Looks like I’ll be back to the curly, freckle-faced redhead I grew up being in a matter of moments. Texas doesn't care about transformations. It just wants you how it wants you.
The taxi finally reaches Buxwell, and my breath is ripped out of my chest by the familiarity. There's the diner where I kissed Johnny Marshall in the eighth grade. There’s the stone-clad library with towering cottonwood trees surrounding it. There's a cadre of red tricycles outside of the library and I realize it must be afternoon story time.
Nostalgia is rocking my body with waves that are more like tsunamis. I dig my nails back into the armrest like I'm trying to hold onto the person I’ve made myself into outside the confines of this tiny, tiny town. "Where to, again?" the driver asks.
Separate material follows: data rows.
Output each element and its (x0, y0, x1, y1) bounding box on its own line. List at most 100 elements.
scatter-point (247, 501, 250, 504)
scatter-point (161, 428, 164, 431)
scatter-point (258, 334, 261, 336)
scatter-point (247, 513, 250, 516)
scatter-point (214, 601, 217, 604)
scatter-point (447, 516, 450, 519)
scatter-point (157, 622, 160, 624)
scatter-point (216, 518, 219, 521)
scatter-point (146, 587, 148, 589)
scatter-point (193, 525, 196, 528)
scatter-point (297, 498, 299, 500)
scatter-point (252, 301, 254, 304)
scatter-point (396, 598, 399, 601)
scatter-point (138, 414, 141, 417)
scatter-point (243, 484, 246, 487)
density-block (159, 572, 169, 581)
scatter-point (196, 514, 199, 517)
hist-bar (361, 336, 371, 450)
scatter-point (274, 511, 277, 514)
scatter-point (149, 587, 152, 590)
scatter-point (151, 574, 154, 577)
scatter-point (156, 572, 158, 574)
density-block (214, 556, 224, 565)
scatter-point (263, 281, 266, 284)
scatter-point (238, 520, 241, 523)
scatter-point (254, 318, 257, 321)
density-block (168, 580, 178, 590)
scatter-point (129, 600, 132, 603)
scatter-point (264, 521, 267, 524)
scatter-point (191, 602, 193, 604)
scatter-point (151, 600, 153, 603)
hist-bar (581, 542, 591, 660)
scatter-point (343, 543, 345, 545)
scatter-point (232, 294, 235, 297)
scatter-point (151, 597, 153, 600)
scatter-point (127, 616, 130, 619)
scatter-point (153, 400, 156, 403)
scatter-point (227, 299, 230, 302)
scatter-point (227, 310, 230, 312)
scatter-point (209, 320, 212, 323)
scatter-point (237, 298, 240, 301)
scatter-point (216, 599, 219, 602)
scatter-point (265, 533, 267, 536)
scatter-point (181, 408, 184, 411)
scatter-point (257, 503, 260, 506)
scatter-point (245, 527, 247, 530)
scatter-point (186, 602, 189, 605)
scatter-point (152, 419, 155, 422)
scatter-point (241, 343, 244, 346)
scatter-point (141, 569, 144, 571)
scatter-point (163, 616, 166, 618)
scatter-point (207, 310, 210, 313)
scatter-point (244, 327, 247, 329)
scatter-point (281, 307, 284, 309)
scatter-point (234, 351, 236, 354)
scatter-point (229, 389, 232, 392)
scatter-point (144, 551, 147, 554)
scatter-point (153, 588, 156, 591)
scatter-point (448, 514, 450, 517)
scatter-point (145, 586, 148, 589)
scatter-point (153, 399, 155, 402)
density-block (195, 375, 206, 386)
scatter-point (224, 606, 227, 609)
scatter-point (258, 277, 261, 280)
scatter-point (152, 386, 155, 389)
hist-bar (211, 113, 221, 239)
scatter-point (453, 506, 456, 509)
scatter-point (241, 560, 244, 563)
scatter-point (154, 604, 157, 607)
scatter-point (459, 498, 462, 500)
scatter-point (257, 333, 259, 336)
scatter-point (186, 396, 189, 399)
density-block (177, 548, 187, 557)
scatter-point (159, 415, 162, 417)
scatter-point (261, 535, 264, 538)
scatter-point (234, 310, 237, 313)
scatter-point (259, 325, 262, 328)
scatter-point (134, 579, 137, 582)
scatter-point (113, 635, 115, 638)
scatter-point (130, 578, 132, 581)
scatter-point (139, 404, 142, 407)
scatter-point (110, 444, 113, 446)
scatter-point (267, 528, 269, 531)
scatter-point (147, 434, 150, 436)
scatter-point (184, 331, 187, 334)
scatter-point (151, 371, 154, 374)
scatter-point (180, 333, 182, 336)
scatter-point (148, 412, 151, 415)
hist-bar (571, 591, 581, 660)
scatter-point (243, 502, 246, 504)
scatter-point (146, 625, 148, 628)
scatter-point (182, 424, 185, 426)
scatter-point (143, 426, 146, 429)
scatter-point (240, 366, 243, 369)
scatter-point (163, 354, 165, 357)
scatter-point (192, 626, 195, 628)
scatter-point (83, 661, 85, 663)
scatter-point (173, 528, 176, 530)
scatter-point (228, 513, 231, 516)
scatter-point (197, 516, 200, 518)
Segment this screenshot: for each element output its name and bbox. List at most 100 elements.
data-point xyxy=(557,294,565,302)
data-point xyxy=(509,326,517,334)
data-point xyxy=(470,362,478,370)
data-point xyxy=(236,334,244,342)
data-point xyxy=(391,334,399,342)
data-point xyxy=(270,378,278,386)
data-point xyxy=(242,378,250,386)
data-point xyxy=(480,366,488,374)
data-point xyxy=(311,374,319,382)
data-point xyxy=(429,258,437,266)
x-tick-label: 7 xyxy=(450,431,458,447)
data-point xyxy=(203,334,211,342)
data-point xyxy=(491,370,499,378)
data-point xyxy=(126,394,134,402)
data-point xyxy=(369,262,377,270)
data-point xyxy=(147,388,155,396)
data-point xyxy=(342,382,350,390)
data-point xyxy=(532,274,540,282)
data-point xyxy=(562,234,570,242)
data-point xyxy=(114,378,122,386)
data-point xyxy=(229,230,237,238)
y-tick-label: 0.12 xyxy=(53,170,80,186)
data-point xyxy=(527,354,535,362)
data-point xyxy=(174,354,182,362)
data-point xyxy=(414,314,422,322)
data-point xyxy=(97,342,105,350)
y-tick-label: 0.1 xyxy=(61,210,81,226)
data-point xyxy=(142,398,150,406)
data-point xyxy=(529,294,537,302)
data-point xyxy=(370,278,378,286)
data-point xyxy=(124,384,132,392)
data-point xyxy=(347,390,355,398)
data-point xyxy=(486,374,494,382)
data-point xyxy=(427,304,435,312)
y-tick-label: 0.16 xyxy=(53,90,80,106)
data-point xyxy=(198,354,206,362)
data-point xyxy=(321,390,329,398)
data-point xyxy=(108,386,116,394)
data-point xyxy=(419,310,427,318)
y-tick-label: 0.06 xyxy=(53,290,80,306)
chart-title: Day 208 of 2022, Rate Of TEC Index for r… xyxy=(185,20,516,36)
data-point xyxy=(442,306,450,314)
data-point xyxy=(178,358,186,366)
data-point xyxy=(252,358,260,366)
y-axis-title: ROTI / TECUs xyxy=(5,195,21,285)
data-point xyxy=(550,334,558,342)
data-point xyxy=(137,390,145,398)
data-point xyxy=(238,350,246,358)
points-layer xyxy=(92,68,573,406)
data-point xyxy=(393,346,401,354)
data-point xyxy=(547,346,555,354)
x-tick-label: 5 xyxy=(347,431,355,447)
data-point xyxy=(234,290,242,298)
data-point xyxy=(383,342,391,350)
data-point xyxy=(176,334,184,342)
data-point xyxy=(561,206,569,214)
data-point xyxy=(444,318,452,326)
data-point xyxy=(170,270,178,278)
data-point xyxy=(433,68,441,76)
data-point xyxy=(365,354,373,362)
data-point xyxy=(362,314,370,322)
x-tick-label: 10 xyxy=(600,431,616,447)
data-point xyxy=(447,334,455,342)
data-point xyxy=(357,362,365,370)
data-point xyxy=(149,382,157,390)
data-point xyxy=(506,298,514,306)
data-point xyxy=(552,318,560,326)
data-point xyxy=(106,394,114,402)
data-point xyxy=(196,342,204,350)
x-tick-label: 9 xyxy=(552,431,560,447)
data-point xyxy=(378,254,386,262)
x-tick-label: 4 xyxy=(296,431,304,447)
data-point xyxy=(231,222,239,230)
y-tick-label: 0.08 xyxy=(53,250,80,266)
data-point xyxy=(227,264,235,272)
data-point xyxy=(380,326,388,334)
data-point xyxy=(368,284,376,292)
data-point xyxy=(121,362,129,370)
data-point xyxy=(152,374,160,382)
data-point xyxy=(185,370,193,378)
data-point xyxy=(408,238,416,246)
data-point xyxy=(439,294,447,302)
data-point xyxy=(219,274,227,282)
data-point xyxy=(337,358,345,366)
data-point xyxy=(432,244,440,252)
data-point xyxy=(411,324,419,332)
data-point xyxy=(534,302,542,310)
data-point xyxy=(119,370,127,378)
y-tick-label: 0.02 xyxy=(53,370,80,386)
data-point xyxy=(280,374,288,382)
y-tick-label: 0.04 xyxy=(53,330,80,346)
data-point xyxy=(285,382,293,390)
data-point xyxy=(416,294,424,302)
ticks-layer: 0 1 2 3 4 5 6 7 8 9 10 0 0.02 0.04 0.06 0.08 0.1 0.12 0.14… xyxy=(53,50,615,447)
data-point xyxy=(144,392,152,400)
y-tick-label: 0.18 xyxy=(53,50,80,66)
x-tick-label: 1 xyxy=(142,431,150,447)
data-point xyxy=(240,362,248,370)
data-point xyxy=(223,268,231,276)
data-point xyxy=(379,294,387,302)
I pull the crumpled letter out of my pocket and squint at the address like I haven’t had it burned into my memory. I grew up going to this clinic. I say the address out loud and close my eyes, wishing I could pretend I was somewhere else. But the taxi edges out of the falling-down, decrepit downtown and a funny feeling comes over me like someone just walked over my own grave. I open my eyes to see a glimpse of a tanned, muscular guy lifting lumber out of the back of his truck. I do a double take and nearly get whiplash turning to look.
It can't be him, though.
It can't be.
"Everything alright back there? We didn't pass it, did we?" asks the driver. I think about how far he has to drive to get back to Dallas after this.
"No, you didn't pass it. You've got quite a drive back to Dallas, don't you?" I ask him to change the subject.
He shrugs. "It's just time and tires, darlin'. Don't you worry about it."
I lean back, my heart still pounding at seeing his ghost in my wake. Or what I thought was his ghost. He wouldn't have come back here. Would he? "Make a right here," I say automatically as we drive by a dirt road.
The driver glances back at me. I'm nearly blinded by the blank compact disc hanging from his rearview mirror. "I thought you said you'd never been here before?"